The fact that the Federal Reserve is now buying longer-term Treasuries in an effort to keep Treasury yields low adds credibility to this scary story, because it suggests that the debt will be monetised. That the Fed may have a difficult task reducing its own ballooning balance sheet to prevent inflation increases the risks considerably. And 100 per cent inflation would, of course, mean a 100 per cent depreciation of the dollar. Americans would have to pay $2.80 for a euro; the Japanese could buy a dollar for Y50; and gold would be $2,000 per ounce. This is not a forecast, because policy can change; rather it is an indication of how much systemic risk the government is now creating.Megan McArdle comments on this and another article:
Short term yields firmed up this week on better consumer confidence data, but short-term yields shouldn't be what we worry about.

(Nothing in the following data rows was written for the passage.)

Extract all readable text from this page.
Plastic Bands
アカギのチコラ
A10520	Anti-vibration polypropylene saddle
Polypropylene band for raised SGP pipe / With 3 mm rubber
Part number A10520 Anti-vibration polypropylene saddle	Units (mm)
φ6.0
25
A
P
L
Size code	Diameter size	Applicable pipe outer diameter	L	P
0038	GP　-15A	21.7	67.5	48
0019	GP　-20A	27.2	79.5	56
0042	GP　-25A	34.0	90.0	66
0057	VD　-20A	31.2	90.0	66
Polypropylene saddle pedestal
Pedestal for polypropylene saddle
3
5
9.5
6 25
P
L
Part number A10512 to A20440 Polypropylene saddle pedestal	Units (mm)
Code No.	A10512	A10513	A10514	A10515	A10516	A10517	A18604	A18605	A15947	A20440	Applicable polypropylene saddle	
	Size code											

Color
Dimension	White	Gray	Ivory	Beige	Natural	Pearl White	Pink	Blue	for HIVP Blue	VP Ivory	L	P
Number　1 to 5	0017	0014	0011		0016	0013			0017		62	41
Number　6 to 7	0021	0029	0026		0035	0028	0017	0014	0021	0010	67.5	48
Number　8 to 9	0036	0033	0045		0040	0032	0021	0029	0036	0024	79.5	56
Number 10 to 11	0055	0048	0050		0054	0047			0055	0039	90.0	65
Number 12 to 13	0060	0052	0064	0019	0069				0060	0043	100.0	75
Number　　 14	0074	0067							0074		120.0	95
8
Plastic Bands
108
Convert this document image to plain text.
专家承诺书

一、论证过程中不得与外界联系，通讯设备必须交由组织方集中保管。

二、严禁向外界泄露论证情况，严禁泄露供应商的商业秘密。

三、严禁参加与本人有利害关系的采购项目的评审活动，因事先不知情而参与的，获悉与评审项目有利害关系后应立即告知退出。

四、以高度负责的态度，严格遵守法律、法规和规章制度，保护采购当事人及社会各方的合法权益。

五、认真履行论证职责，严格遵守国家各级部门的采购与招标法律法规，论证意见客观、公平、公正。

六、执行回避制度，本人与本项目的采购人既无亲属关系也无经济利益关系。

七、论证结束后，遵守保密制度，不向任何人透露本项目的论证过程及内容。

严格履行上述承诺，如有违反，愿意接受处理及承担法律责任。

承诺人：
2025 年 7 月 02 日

Eventually the treasury has to roll that debt or pay it off, and if interest rates spike, that can prove catastrophic--just ask Argentina. The five year, seven year, and especially the thirty year auctions will tell us much more.
Update: From Jack Healy in the New York Times (5-22-09)
The dollar skidded to its lowest point in five months this week, battered by creeping fears that Washington’s costly efforts to stimulate the economy are growing harder to finance and may set off an unwelcome bout of inflation.
But while lower demand and a sluggish economy normally act to constrain inflation, some experts said the pressure on prices in the months ahead might be driven by economic activity elsewhere in the world, not just inside its biggest economy.
“There is growth in the emerging markets,” said Mr. Darst of Morgan Stanley. “There’s an international demand as well as a U.S. demand. The inflationary pressures are going to be coming from outside the walls of Troy.”